MOMENTS OF TRUTH: GLOBAL EXECUTIVES TALK ABOUT THE CHALLENGES THAT SHAPED THEM AS LEADERS

What qualities do you have to ensure that you are a great leader? The success and qualities of a company could also be reflected in the leader’s own career.

Olli-Pekka Kallasvuo  CEO of Nokia, in Espoo, Finland, since June 2006.

Humility is an important quality in any leader, just as it is for a company. Their humility has to have the mission to listen to the customer and seek ideas from outside. In a management team, that responsiveness is a product of diversity—managers must humbly accept that their own perspectives need to be broadened by others’. Courage and humility go hand in hand and complement each other.

Gary Jackson  president of Blackwater USA, a private military contractor and security firm based in Moyock, North Carolina.

One way to promote an entrepreneurial culture within the company is to encourage employees to work on projects that stimulate making or saving money. Having this type of culture or any engaging company culture can really portray what a company really values internally.

Franz Humer is the chairman and CEO of the pharmaceutical firm Roche, based in Basel, Switzerland.

A leader should know the most optimal way to balance being a singular entity in decision making for their business and making those difficult team decisions. However taking your team’s perspective on internal issues can lead to doubt. There are times when a leader consults his team on decisions to grow the company and they will present everything that could go wrong with that decision. Sometimes the leader has to trust their own judgement and take risks.
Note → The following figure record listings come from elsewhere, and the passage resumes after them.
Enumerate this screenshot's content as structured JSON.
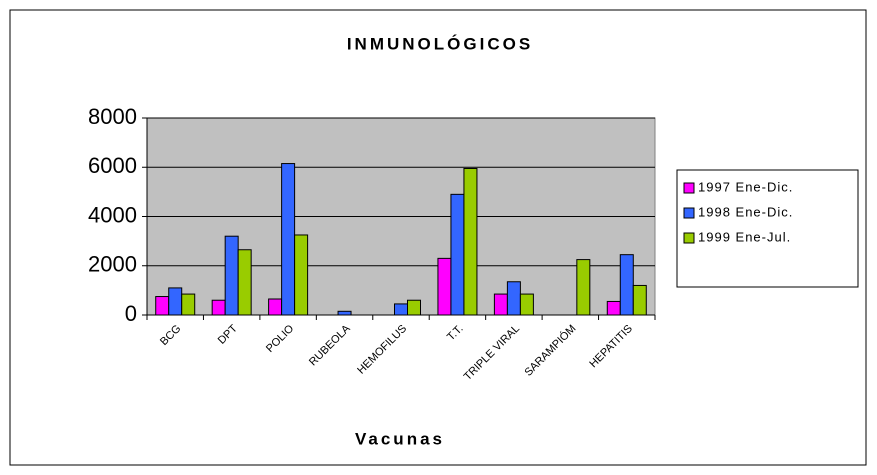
{
  "chart_data": {
    "type": "bar",
    "title": "INMUNOLÓGICOS",
    "x_label": "Vacunas",
    "categories": [
      "BCG",
      "DPT",
      "POLIO",
      "RUBEOLA",
      "HEMOFILUS",
      "T.T.",
      "TRIPLE VIRAL",
      "SARAMPIÓM",
      "HEPATITIS"
    ],
    "series": [
      {
        "name": "1997 Ene-Dic.",
        "color": "#ff00ff",
        "values": [
          750,
          600,
          650,
          0,
          0,
          2300,
          850,
          0,
          550
        ]
      },
      {
        "name": "1998 Ene-Dic.",
        "color": "#3366ff",
        "values": [
          1100,
          3200,
          6150,
          150,
          450,
          4900,
          1350,
          0,
          2450
        ]
      },
      {
        "name": "1999 Ene-Jul.",
        "color": "#99cc00",
        "values": [
          850,
          2650,
          3250,
          0,
          600,
          5950,
          850,
          2250,
          1200
        ]
      }
    ],
    "ylim": [
      0,
      8000
    ],
    "yticks": [
      0,
      2000,
      4000,
      6000,
      8000
    ],
    "grid": true,
    "legend": "right"
  }
}
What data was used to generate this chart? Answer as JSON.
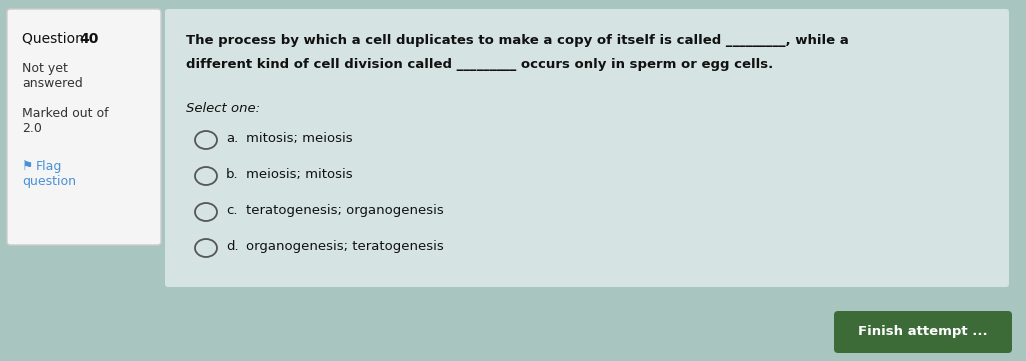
{
  "bg_outer": "#a8c5bf",
  "bg_left_panel": "#f5f5f5",
  "bg_right_panel": "#d5e4e2",
  "left_panel_border": "#cccccc",
  "flag_color": "#4a90d9",
  "question_text_line1": "The process by which a cell duplicates to make a copy of itself is called _________, while a",
  "question_text_line2": "different kind of cell division called _________ occurs only in sperm or egg cells.",
  "select_one": "Select one:",
  "options": [
    {
      "label": "a.",
      "text": "mitosis; meiosis"
    },
    {
      "label": "b.",
      "text": "meiosis; mitosis"
    },
    {
      "label": "c.",
      "text": "teratogenesis; organogenesis"
    },
    {
      "label": "d.",
      "text": "organogenesis; teratogenesis"
    }
  ],
  "circle_color": "#555555",
  "finish_button_text": "Finish attempt ...",
  "finish_button_bg": "#3d6b38",
  "finish_button_fg": "#ffffff",
  "text_color": "#333333",
  "font_size_body": 9.5,
  "font_size_options": 9.5,
  "font_size_question_header": 10
}
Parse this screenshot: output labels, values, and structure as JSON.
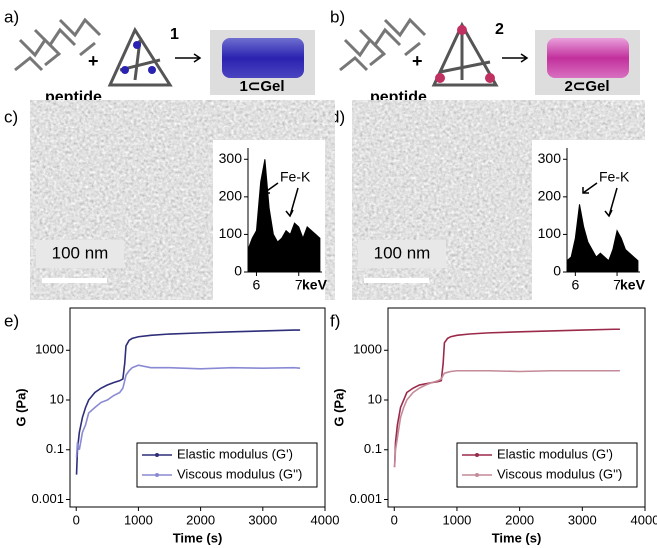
{
  "panel_labels": [
    "a)",
    "b)",
    "c)",
    "d)",
    "e)",
    "f)"
  ],
  "schemes": [
    {
      "peptide": "peptide",
      "plus": "+",
      "cage": "1",
      "gel": "1⊂Gel"
    },
    {
      "peptide": "peptide",
      "plus": "+",
      "cage": "2",
      "gel": "2⊂Gel"
    }
  ],
  "micrographs": [
    {
      "scale_bar": "100 nm"
    },
    {
      "scale_bar": "100 nm"
    }
  ],
  "chart_data": [
    {
      "type": "area",
      "x": [
        5.8,
        5.9,
        6,
        6.1,
        6.2,
        6.3,
        6.4,
        6.5,
        6.6,
        6.7,
        6.8,
        6.9,
        7,
        7.1,
        7.2,
        7.3,
        7.4,
        7.5
      ],
      "values": [
        60,
        90,
        110,
        240,
        300,
        170,
        100,
        80,
        90,
        110,
        100,
        130,
        120,
        90,
        120,
        110,
        100,
        90
      ],
      "color": "#000000",
      "xlim": [
        5.8,
        7.55
      ],
      "xticks": [
        6,
        7
      ],
      "ylim": [
        0,
        330
      ],
      "yticks": [
        0,
        100,
        200,
        300
      ],
      "x_label": "keV",
      "annotation": "Fe-K"
    },
    {
      "type": "area",
      "x": [
        5.8,
        5.9,
        6,
        6.1,
        6.2,
        6.3,
        6.4,
        6.5,
        6.6,
        6.7,
        6.8,
        6.9,
        7,
        7.1,
        7.2,
        7.3,
        7.4,
        7.5
      ],
      "values": [
        30,
        40,
        90,
        180,
        120,
        80,
        60,
        40,
        50,
        40,
        30,
        60,
        110,
        90,
        60,
        50,
        40,
        30
      ],
      "color": "#000000",
      "xlim": [
        5.8,
        7.55
      ],
      "xticks": [
        6,
        7
      ],
      "ylim": [
        0,
        330
      ],
      "yticks": [
        0,
        100,
        200,
        300
      ],
      "x_label": "keV",
      "annotation": "Fe-K"
    },
    {
      "type": "line",
      "log_y": true,
      "x": [
        5,
        20,
        50,
        100,
        150,
        200,
        300,
        400,
        500,
        600,
        700,
        750,
        780,
        800,
        850,
        900,
        1000,
        1200,
        1500,
        2000,
        2500,
        3000,
        3500,
        3600
      ],
      "series": [
        {
          "name": "Elastic modulus (G')",
          "color": "#2e2e7a",
          "values": [
            0.01,
            0.1,
            0.5,
            2,
            5,
            10,
            20,
            30,
            40,
            50,
            60,
            70,
            300,
            1500,
            2500,
            3000,
            3500,
            4000,
            4500,
            5000,
            5500,
            6000,
            6500,
            6500
          ]
        },
        {
          "name": "Viscous modulus (G'')",
          "color": "#8a8ad4",
          "values": [
            0.05,
            0.2,
            0.1,
            0.5,
            1,
            3,
            5,
            8,
            10,
            15,
            20,
            30,
            60,
            100,
            150,
            200,
            250,
            200,
            200,
            180,
            200,
            190,
            200,
            190
          ]
        }
      ],
      "xlim": [
        -100,
        4000
      ],
      "xticks": [
        0,
        1000,
        2000,
        3000,
        4000
      ],
      "ylim": [
        0.0005,
        50000
      ],
      "yticks": [
        0.001,
        0.1,
        10,
        1000
      ],
      "x_label": "Time (s)",
      "y_label": "G (Pa)",
      "legend": "lower right"
    },
    {
      "type": "line",
      "log_y": true,
      "x": [
        5,
        20,
        50,
        100,
        150,
        200,
        300,
        400,
        500,
        600,
        700,
        750,
        780,
        800,
        850,
        900,
        1000,
        1200,
        1500,
        2000,
        2500,
        3000,
        3500,
        3600
      ],
      "series": [
        {
          "name": "Elastic modulus (G')",
          "color": "#9b2a4a",
          "values": [
            0.02,
            0.2,
            1,
            5,
            10,
            20,
            30,
            40,
            45,
            50,
            55,
            60,
            300,
            2000,
            3000,
            3500,
            4000,
            4500,
            5000,
            5500,
            6000,
            6500,
            7000,
            7000
          ]
        },
        {
          "name": "Viscous modulus (G'')",
          "color": "#c48a98",
          "values": [
            0.02,
            0.1,
            0.3,
            2,
            5,
            10,
            20,
            30,
            40,
            50,
            60,
            70,
            100,
            120,
            130,
            140,
            150,
            150,
            150,
            140,
            150,
            150,
            150,
            150
          ]
        }
      ],
      "xlim": [
        -100,
        4000
      ],
      "xticks": [
        0,
        1000,
        2000,
        3000,
        4000
      ],
      "ylim": [
        0.0005,
        50000
      ],
      "yticks": [
        0.001,
        0.1,
        10,
        1000
      ],
      "x_label": "Time (s)",
      "y_label": "G (Pa)",
      "legend": "lower right"
    }
  ]
}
Becoming hyperaware of the company’s environment and learning to sense the vibe in the room in different settings of the business, especially in a negotiation setting. Taking into consideration the behavior and body language of the person you are giving you attention to and just be aware of the other party’s intentions.

Arthur Gensler founded Gensler—a global architecture, design, planning, and consulting firm—41 years ago

A company is the product of its employees. “It takes a star to get the project, a star to design the project, a star to document the design, a star to build it, a star to collect fees, and a star to run the business behind them. We’ve built a team culture where we are all stars, no matter what role we play on a project.”

Sergey Petrov the founder and sole owner of the $2.4 billion Rolf Group, Russia’s largest foreign car importer and distributor.

Sometime leaders must take the proactive approach instead of waiting to go into decline. If you can see the limitations in a situation, you can act to transcend them.

Alan Klapmeier cofounded Cirrus Design, a Duluth, Minnesota–based manufacturer of private aircraft

You have to have passion to do something industry changing—and not only because there are so many skeptics and doubters. You also need it to get you through all the setbacks. In so many businesses, there’s a tendency anytime something goes wrong to abandon the whole approach and go in another direction. There’s not enough passion, or perseverance, or conviction that the basic idea is right.

Alexander B. Cummings  president and chief operating officer of the Coca-Cola Company’s Africa Group

As a leader being able to take important risks that could eventually save a company are very vital. Sometimes a company must deal with short term loss in order to survive in the long run. These decisions can be hard for a leader because this is putting their careers on the line. The pressure of decisions to change prices of a product for the benefit of the company on the long run. However as a leader, you must be able to stick with your decisions and not cave into pressure even if the things aren’t looking too good.

Duleep Aluwihare is the managing partner at the accounting firm Ernst & Young in Warsaw, Poland.

No matter how successful you may think your company is doing, it can all go south in a matter of months. Success shouldn’t dictate the confidence one has for the company. The feeling of being over confident can easily lead to arrogance. A true leader must know how to manage arrogance so it does not go to their head. However, if you do fall into an arrogant personality there are things you must fix within the company. Learn how to regain clients respect, rebuild the trust of others and support them during good and bad times. The most important lesson is to never overestimate the strength of personal involvement in the daily work of a team, because success springs from team’s work.

Also actions to take if there is a feeling of arrogance are to set high standards for you and everyone in the company. Lead and give instructions but also work with your people, and create a culture in which employees can make their own decisions.